Local and Long Distance Telephone Service
Voice is the most common business telecom service in use today. Your business probably already uses some form of local and long distance telephone service.
However, services and contracts can be complex, invoices difficult to understand and charges prone to error. If you'd like help with a complex voice issue, please contact us.
Plain Old Telephone Service (POTS) and Centrex Lines
Business phone lines provide dial-tone service, most often over 2-wire analog circuits. Common features include hunting, caller ID, call forwarding, call waiting and voice mail.
Centrex lines operate just like POTS lines, typically include a large number of calling features and can provide 3 or 4-digit inter-office dialing plans.
Analog phone lines can be connected to a 1/2/4-line business telephone set or PBX phone system equipped with an analog line card using an RJ-11 interface.
Switched Long Distance
"Switched long distance" often refers to separate local and long distance providers. When you dial a long distance number, your local phone company "switches" the call to your preferred long distance carrier who completes the connection to the called party.

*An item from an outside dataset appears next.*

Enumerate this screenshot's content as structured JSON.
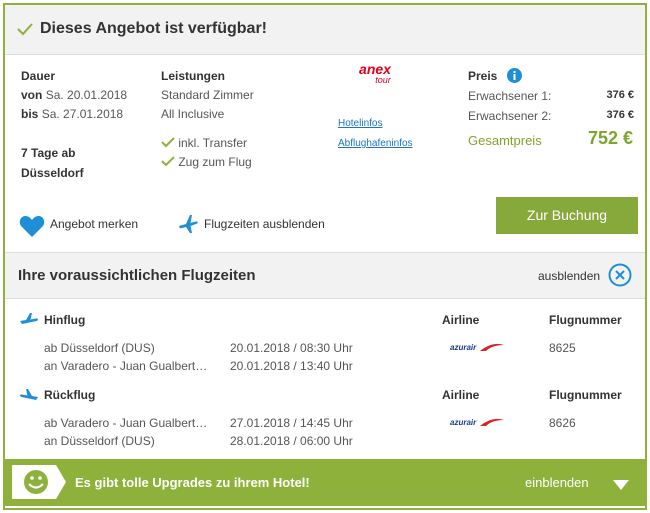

Unlimited Local and Long Distance Plans
Bundled packages include unlimited local calling or unlimited long distance usage. You get a single bill, predictable monthly charges and no per-minute rates. However, depending on your calling volume, unlimited plans are not always the most cost effective option.
Unlimited usage plans can prohibit use of telemarketing devices such as predictive dialers and fax blasters. If you run a telemarketing operation and generate a high volume of outbound or inbound calls, please request a quote for a "dialer-friendly" solution.
Local T1 or ISDN PRI with DIDs
A local voice T1 provides up to 24 shared voice channels and direct inward dialing (DID) numbers. Call set-up information and DIDs are sent over each voice circuit. This signaling protocol does not support delivery of inbound caller ID number or name.
A local voice PRI is similar to a local T1. You get up 23 shared voice, bearer or B-channels. Call set-up information, DIDs and caller ID are sent over a separate data or D-channel running the ISDN PRI prootocol.
Common PRI configurations use all 24 channels on the T1 (23B+D), most providers can concatenate multiple PRIs (e.g., 46B+2D), and some can deliver a fractional PRI (11B+D.)
Voice T1s and PRIs can be connected to a PBX phone system equipped with a T1 or PRI line card and CSU using an RJ-48 interface, directly connected to the T1 smart jack.
Dedicated Long Distance T1 or PRI
A dedicated long distance T1 bypasses the Local Exchange Carrier (LEC) to directly connect with an Inter-eXchange Carrier (IXC.) You avoid local telephone surcharges and get lower usage rates - between 1.0 and 2.0 cents per minute for inter-state calls.
You do not get local telephone numbers or free incoming calls with a dedicated LD T1. Incoming calls come from Toll Free numbers and charged on a per minute basis.
Well suited for high volume long distance and telemarketing applications, where you can meet the minimum monthly usage commitments to get the lower usage rates.
Dedicated long distance T1s and PRIs can be connected to a PBX, ACD, predictive dialer, fax server or phone system equipped with a T1 or PRI line card using an RJ-48 interface.
Integrated Voice and Data T1 (IVAD)
With an IVAD T1, you get local and long distance phone service, plus T1 Internet bandwidth from a single supplier on a single bill.
Some Integrated T1s used a fixed channel assignment (12-channels voice and 12 channels 768K Internet.) Others use dynamic channel assignment (1.5M Internet when all voice channels are idle, but only 1.1M Internet when 12 phone lines are active.)
You get an Integrated Access Device (IAD) with a T1 DSU on the carrier side and voice & Ethernet connections on the customer side. Voice can be delivered as analog lines, DID CO trunks, voice T1 or PRI. Internet access is delivered with an RJ-45 Ethernet interface.